Maldita fortuna, de Myriam M. Lejardi, ha sido una de esas lecturas que te enganchan casi sin darte cuenta. Publicado por Crossbooks, sello editorial de Planeta, es el tercer libro que leo de la autora. Aunque con los anteriores me costó un poco entrar, con Maldita fortuna no me ha pasado en absoluto. Aquí la historia arranca con fuerza desde el principio y ya no te suelta.
Gran parte de esa sensación viene del escenario, todo sucede dentro de un casino en el día de su inauguración, y eso le da un ambiente muy concreto. Ese espacio cerrado, lleno de secretos y tensión constante, funciona genial para la historia. No es solo un sitio donde pasan cosas, es que el propio casino se siente casi como un personaje más. Todo lo que ocurre dentro tiene ese aire de juego, riesgo y misterio que hace que estés todo el rato con la mosca detrás de la oreja.
Además, en Maldita fortuna los personajes están muy bien trabajados. Tanto los personajes principales como los secundarios tienen su importancia y están construidos con bastante cuidado. No hay nadie que esté ahí porque sí. Cada uno tiene su papel dentro de la historia y, poco a poco, vas entendiendo mejor cómo encajan todos dentro de ese mundo que se mueve dentro del casino. Y eso hace que te impliques más, porque ves que todo tiene sentido.
Otra cosa que me ha gustado mucho de la novela, es la forma en la que está contada. Hay saltos temporales, pero están muy bien llevados. No confunden, sino que ayudan a ir completando la historia poco a poco. Es como si fueras juntando piezas de un puzzle, y cada salto en el tiempo te diera una pista más para entender lo que está pasando realmente dentro de ese casino.

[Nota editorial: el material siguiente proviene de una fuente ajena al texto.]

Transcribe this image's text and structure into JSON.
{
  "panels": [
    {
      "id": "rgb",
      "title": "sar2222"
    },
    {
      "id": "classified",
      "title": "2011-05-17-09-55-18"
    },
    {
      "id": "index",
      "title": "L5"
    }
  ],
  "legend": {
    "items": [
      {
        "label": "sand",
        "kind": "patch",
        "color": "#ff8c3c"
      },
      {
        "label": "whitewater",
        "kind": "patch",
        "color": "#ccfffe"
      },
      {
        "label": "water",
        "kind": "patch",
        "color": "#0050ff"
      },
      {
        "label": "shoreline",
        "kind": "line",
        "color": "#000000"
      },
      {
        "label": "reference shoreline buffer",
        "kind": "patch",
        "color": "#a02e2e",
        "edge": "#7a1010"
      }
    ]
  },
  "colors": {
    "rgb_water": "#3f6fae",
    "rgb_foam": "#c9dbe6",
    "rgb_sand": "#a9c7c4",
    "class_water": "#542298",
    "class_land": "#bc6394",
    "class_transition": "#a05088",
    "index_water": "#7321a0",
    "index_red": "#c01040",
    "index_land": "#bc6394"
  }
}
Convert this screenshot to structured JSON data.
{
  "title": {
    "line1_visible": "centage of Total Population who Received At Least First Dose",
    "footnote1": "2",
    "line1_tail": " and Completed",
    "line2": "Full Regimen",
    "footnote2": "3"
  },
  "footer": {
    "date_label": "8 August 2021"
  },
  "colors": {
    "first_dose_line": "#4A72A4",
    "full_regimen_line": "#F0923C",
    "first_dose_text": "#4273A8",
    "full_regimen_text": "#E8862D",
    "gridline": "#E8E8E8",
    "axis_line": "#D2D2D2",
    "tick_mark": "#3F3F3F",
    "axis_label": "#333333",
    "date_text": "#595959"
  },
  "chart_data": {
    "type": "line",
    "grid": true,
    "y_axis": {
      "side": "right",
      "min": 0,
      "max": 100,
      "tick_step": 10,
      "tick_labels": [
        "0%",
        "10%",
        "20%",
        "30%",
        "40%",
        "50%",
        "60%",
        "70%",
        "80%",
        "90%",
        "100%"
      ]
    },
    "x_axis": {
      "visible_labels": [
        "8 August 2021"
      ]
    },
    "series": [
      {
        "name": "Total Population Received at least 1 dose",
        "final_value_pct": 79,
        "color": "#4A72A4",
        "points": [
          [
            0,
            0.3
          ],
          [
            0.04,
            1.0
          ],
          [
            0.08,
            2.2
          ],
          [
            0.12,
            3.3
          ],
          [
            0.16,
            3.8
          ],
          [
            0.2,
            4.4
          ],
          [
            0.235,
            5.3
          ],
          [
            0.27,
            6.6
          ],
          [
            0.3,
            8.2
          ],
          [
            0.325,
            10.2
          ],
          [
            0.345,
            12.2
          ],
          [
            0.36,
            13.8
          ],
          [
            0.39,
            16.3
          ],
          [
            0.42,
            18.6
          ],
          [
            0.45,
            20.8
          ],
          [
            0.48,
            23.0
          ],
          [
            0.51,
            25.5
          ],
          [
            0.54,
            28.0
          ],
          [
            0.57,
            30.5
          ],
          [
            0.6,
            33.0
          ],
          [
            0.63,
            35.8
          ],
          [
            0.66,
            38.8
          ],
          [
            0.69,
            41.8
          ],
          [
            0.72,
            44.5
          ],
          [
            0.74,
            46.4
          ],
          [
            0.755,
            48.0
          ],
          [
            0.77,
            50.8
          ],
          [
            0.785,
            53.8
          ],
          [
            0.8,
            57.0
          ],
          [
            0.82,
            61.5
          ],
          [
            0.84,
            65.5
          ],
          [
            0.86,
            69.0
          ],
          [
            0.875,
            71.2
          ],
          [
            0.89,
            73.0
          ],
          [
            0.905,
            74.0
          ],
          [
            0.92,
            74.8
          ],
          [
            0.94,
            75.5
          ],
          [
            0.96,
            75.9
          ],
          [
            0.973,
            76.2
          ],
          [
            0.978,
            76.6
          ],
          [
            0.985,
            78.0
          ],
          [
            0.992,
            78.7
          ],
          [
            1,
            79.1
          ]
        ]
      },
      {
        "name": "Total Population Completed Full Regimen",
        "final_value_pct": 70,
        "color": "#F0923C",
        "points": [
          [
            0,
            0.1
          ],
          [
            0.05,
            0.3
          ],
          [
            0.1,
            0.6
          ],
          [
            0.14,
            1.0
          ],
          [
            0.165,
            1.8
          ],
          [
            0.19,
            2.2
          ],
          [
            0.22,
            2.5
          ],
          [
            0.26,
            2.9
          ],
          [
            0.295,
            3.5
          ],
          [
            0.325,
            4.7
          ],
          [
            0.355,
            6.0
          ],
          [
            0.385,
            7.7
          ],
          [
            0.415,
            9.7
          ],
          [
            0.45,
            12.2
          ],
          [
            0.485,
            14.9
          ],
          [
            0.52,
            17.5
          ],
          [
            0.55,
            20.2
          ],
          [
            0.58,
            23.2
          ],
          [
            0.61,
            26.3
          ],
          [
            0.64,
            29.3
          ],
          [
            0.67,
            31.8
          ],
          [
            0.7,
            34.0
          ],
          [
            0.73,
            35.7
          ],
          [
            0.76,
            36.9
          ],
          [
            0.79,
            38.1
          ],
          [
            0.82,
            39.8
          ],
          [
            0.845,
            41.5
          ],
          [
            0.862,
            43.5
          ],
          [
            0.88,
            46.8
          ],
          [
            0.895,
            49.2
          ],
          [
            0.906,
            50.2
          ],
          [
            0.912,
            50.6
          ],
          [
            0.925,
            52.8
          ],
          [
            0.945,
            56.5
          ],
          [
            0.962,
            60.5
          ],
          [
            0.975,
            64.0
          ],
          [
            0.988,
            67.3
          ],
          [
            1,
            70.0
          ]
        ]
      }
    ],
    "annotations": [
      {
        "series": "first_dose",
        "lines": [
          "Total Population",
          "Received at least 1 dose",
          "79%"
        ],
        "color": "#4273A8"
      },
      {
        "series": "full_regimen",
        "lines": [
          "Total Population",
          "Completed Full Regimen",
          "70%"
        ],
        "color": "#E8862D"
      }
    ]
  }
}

Y luego están los capítulos de las cámaras de seguridad, que me han parecido un puntazo dentro de la novela. Al principio te pueden chocar, pero enseguida ves que son clave. Gracias a ellos ves escenas desde fuera, como si estuvieras vigilando lo que pasa en el casino. Le dan un toque muy original y, además, aportan información importante para la trama. No es solo un recurso curioso, es que está muy bien integrado.
Mientras leía Maldita fortuna, no podía evitar acordarme de La casa de papel. No porque la historia sea igual, sino por esa sensación de que todo está medido, de que cada pieza tiene su sitio y de que poco a poco todo va encajando. También por la tensión constante y por ese rollo de estar viendo cómo se desarrolla un plan en el que nada es casual.
El ritmo también es muy bueno. No hay momentos en los que se haga pesado ni partes que sobren. Siempre está pasando algo o descubres algún detalle que te hace querer seguir. Es el típico libro que dices “un capítulo más” y acabas leyendo mucho más de lo que pensabas. Y eso, al final, es señal de que funciona.
En cuanto a la forma de escribir, Maldita fortuna es muy fácil de leer. La autora va al grano, sin complicarse demasiado, y eso hace que todo fluya muy bien. No te pierdes en ningún momento, ni siquiera con los cambios de tiempo. Aunque la historia está contada por la protagonista Savannah, podemos entender perfectamente los puntos de vista de los demás personajes de la historia.
En general, la novela me ha parecido una historia muy bien montada, con todo bastante bien hilado y con un escenario, el casino, que le da muchísima personalidad. Para mí ha sido el libro de la autora con el que más he conectado hasta ahora.
Sin entrar en spoilers, Maldita fortuna es una lectura muy recomendable si te gustan las historias con tensión, con personajes bien construidos y con ese punto de misterio que te mantiene enganchado. A mí me ha tenido metida de lleno en ese casino desde el principio hasta el final, y lo he disfrutado muchísimo.